EMJ: To be fair, I’ve actually played golf with Perez when he was wearing shorts and he looked fine so I wouldn’t want to unfairly denigrate a man’s calves. Especially when my personal quarantine diet sees bacon and vodka as two of the five basic food groups.
I can buy the heat argument. I was at Baltusrol for the 2005 PGA and that wasn’t fun. Southern Hills for the 2007 PGA was worse and who could forget Colin Montgomerie going full woolen slacks in Oakmont’s heat for the 1994 U.S. Open? Yuck. I’d simply prefer to see less than more in the shorts department. I do think there’s an optics issue when tour players too frequently resemble these two choppers who just won the member-guest (for the second time, I might add). There’s a certain sense of professionalism that comes with the long pants, which, by the way, have been improved greatly in terms of breathability and wicking traits. I mean, pre-pandemic I didn’t see you rocking the shorts at work, either (OK, it was March in New York so the weather not ideal, but you get the idea). I know golf is a game where we love that we can relate to the pros, but that’s because we aspire to be like them—it shouldn’t be them trying to be more like us.

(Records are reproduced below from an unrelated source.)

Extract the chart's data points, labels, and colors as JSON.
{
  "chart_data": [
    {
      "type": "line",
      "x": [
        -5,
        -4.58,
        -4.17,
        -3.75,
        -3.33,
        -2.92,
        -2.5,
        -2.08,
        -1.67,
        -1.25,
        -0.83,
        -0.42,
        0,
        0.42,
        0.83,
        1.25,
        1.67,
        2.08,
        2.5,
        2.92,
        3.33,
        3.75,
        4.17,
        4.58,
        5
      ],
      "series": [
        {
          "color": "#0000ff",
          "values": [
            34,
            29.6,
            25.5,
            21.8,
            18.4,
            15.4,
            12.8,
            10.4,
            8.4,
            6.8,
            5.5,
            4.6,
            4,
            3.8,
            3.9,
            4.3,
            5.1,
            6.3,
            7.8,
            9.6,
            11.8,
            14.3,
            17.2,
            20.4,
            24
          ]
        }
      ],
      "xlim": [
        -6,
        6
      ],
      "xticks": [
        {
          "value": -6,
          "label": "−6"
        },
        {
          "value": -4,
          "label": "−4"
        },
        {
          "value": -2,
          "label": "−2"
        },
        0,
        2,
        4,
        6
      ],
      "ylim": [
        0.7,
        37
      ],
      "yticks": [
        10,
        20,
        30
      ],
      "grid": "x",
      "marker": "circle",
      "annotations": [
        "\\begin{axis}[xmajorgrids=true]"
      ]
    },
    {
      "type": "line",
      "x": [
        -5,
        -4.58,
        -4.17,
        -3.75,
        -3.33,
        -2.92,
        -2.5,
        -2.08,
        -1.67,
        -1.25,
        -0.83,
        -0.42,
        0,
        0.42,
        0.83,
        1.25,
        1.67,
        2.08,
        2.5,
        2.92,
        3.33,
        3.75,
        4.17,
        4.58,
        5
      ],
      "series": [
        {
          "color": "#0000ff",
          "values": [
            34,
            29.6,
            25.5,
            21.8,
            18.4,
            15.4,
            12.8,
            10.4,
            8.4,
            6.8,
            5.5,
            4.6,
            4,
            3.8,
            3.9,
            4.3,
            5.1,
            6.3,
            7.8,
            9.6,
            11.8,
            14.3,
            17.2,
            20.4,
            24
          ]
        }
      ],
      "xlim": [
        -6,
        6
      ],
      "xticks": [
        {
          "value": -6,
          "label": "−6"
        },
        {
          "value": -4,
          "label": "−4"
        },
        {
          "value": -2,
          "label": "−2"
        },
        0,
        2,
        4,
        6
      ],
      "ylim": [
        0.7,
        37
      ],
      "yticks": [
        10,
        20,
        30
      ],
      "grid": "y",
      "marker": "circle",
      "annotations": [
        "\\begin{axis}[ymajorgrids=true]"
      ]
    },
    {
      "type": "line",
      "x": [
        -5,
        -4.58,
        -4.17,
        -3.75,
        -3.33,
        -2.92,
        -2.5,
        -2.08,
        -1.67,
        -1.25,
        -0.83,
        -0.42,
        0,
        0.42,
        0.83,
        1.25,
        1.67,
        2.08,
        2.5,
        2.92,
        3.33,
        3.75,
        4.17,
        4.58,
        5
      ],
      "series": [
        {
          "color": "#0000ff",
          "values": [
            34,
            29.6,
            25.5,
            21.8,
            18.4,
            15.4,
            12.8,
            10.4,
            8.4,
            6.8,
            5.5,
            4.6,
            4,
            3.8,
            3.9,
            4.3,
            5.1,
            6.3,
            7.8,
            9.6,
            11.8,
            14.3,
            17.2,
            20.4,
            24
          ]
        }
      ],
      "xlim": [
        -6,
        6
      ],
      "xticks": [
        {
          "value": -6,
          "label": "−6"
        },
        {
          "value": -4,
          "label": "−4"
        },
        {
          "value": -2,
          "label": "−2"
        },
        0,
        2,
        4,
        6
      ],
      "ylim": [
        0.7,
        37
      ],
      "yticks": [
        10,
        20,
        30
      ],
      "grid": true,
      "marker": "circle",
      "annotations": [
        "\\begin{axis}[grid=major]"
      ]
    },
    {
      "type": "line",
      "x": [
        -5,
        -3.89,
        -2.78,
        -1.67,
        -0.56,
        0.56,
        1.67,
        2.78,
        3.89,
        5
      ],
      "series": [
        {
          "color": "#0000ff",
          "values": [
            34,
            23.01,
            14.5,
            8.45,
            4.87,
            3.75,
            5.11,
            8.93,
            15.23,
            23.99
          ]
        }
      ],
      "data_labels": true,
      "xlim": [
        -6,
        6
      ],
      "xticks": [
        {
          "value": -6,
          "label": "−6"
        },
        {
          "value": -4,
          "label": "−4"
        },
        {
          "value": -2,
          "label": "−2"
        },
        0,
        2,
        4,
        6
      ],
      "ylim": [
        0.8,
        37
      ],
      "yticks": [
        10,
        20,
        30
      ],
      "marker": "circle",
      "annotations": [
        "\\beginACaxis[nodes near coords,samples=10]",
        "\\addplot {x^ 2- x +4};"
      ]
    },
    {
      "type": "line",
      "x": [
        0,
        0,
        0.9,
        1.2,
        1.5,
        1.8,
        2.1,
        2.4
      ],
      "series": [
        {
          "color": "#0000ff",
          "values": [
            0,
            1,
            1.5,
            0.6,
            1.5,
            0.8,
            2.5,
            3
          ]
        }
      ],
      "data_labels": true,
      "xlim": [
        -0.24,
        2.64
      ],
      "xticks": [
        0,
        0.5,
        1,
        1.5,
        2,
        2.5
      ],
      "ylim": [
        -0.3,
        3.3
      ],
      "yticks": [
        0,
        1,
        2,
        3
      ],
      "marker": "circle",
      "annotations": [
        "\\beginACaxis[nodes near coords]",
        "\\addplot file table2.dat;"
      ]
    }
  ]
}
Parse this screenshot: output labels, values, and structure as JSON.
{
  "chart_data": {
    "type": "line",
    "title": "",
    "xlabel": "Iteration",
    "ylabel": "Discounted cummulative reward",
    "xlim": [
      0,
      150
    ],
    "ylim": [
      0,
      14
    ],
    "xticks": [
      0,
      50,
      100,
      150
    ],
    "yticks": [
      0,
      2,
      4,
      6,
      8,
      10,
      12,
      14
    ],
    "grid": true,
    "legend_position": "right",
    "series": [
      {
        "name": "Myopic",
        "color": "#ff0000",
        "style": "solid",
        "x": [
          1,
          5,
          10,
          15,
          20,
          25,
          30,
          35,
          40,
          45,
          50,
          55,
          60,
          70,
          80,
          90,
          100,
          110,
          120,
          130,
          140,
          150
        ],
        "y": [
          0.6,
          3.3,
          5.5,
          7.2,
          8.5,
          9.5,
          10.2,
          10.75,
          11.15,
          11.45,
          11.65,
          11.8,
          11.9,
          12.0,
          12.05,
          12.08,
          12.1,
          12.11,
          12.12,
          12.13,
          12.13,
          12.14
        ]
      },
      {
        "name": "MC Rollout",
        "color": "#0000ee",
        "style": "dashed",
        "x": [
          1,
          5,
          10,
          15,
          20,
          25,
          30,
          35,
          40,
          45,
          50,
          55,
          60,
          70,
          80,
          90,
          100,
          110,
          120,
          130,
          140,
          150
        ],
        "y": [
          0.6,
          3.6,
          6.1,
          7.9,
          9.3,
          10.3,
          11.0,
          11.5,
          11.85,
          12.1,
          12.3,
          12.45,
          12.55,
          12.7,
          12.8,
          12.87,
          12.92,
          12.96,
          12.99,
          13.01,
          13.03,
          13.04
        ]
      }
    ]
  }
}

DR: I see where you’re coming from on the professionalism argument, but I just don’t think someone wearing shorts looks unprofessional. I think they look like an athlete giving himself the best opportunity to succeed at his athletic endeavor. People who don’t like golf think there’s a general air of stodginess around the sport, and such a stringent definition of what defines “professionalism” certainly contributes to it. Perhaps it’s…wait for it…generational. Maybe I should just shut my mouth until I win a member-guest. Or two.
EMJ: Could be generational and you’ve made some fine points here my good man. And I certainly don’t want to come across as some geezer stuck in his ways because that’s not it at all. I think courses such as Cypress Point and Monterey Peninsula CC that ban their members from wearing shorts is a bit much. And as I’ve said, I see nothing wrong with the occasional showing of some unshaven leg on the PGA Tour.
So here’s a compromise: We set aside four or five events where shorts can be allowed all four rounds (a must being the WGC-FedEx St. Jude Invitational, which might be the swamp-butt capital of the PGA Tour—I still pity the person who had to wash Robert Garrigus’ pants from the final round in 2010). The rest, there has to be some sort of heat/humidity index threshold that if crossed allows the short pants to be broken out as well.
But there is one caveat I want put into the rule: Shorts are not allowed to be worn during the final rounds of these events. Here’s why: history. Think of the iconic tournament photos of all-time. Hogan’s 1-iron at Merion. Nicklaus’ “Yes, Sir!” putt at the Masters. Tiger’s putt-and-point at the 2000 PGA. Now picture these guys wearing shorts in those photos. You’re a lot younger than me, but I know you’re a true golf guy as well. Even you have to admit the history of the game would look a little different if that were the case.
Now let’s both go play some member-guest golf. In our shorts, of course.